L'Est républicain

18 janvier 2004

Un poète chantant au grand cœur



Silence d'or et ouïe fine étaient de circonstance vendredi soir au foyer Georges Brassens avec Jacques Bertin. Il a donné un récital de ses poèmes en musique comme il aime le faire, accompagné au piano par Laurent Desmurs. Dans ce temple de la chanson française, les spectateurs ont été invités à se plonger dans un dédale de morceaux de vie. Assis sur une chaise face au public, les projecteurs ont mis en scène un homme mûri par les années, dont la voix toujours aussi pure ne faiblit pas. La chanson est un acte vital pour cet ex-journaliste, écrivain, auteur-compositeur rennais. Il le dit : "Chanter est un équilibrant majeur comme un acte physique. Sur la scène, je partage une communauté de valeurs, même désespérées, l'acte lyrique est une célébration de l'humain".

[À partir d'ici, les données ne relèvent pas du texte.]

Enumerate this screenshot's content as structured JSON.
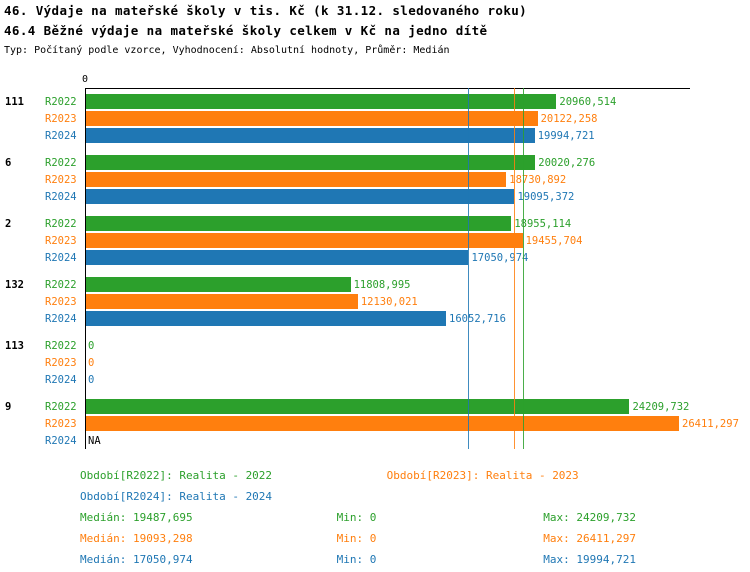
{
  "header": {
    "title_line1": "46. Výdaje na mateřské školy v tis. Kč (k 31.12. sledovaného roku)",
    "title_line2": "46.4 Běžné výdaje na mateřské školy celkem v Kč na jedno dítě",
    "subtitle": "Typ: Počítaný podle vzorce, Vyhodnocení: Absolutní hodnoty, Průměr: Medián"
  },
  "chart_data": {
    "type": "bar",
    "orientation": "horizontal",
    "axis": {
      "min": 0,
      "max": 26900,
      "zero_tick_label": "0"
    },
    "series": [
      {
        "name": "R2022",
        "color": "#2ca02c",
        "median": 19487.695
      },
      {
        "name": "R2023",
        "color": "#ff7f0e",
        "median": 19093.298
      },
      {
        "name": "R2024",
        "color": "#1f77b4",
        "median": 17050.974
      }
    ],
    "groups": [
      {
        "category": "111",
        "values": [
          20960.514,
          20122.258,
          19994.721
        ],
        "labels": [
          "20960,514",
          "20122,258",
          "19994,721"
        ]
      },
      {
        "category": "6",
        "values": [
          20020.276,
          18730.892,
          19095.372
        ],
        "labels": [
          "20020,276",
          "18730,892",
          "19095,372"
        ]
      },
      {
        "category": "2",
        "values": [
          18955.114,
          19455.704,
          17050.974
        ],
        "labels": [
          "18955,114",
          "19455,704",
          "17050,974"
        ]
      },
      {
        "category": "132",
        "values": [
          11808.995,
          12130.021,
          16052.716
        ],
        "labels": [
          "11808,995",
          "12130,021",
          "16052,716"
        ]
      },
      {
        "category": "113",
        "values": [
          0,
          0,
          0
        ],
        "labels": [
          "0",
          "0",
          "0"
        ]
      },
      {
        "category": "9",
        "values": [
          24209.732,
          26411.297,
          null
        ],
        "labels": [
          "24209,732",
          "26411,297",
          "NA"
        ]
      }
    ]
  },
  "legend": {
    "r2022": "Období[R2022]: Realita - 2022",
    "r2023": "Období[R2023]: Realita - 2023",
    "r2024": "Období[R2024]: Realita - 2024"
  },
  "stats": {
    "r2022": {
      "median": "Medián: 19487,695",
      "min": "Min: 0",
      "max": "Max: 24209,732"
    },
    "r2023": {
      "median": "Medián: 19093,298",
      "min": "Min: 0",
      "max": "Max: 26411,297"
    },
    "r2024": {
      "median": "Medián: 17050,974",
      "min": "Min: 0",
      "max": "Max: 19994,721"
    }
  }
}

Jacques Bertin a échangé avec son public des textes qui touchent, d'une voix qui plane, qui se fond si bien dans les belles mélodies de son pianiste. Il en a appelé au temps, celui qui passe, de l'amour, de la vie. Chaque fin de strophe est vibrante, montant en émotion des paroles d'espoir. Le chanteur s'accroche aux mots, ne les lâche plus, il les communique aux gens qui l'aiment et en raffolent. Puriste, il se justifie quand il veut chanter la petite fille qui joue sous les tonnelles "J'ai un ami chanteur belge qui en a parlé au sujet des petites filles, il s'est passé des choses là-bas".

Des tableaux en mots

Durant les deux heures qu'il a chanté à Beaucourt, Jacques Bertin le méconnu a mis en relief tel des tableaux : les femmes, celles qui attendent au froid sur le quai de la gare, la douce, la lente, les distraites, celles qui souffrent et celle qu'il aime "qui a froid, auprès d'elle trois bouquets de fleurs, près du lit parmi les livres". Il n'hésite pas à demander à son pianiste d'accorder sa guitare en plein récital, et à s'excuser de ses interludes lui demandant la suite du programme. Puis il gratte sur les cordes bien tendues des poèmes qui ravigotent encore plus fortement l'âme.

"Au ruisseau gelé la pierre est à fendre". Il se met à siffler mélodieusement, c'est sa façon d'entonner l'hiver, sous des bourrasques d'humeur.

Aux rappels du public, ce troubadour de la chanson française, devenu un ami, chante "Colchiques dans les prés" et "Le temps des cerises", "sans bruit, que l'on n'entende pas de son, mais qu'on en sente le parfum", insiste-t-il.

De ce récital, une bonne odeur, vertigineuse d'émotion, est passée dans les rangs du foyer Georges Brassens une fois de plus.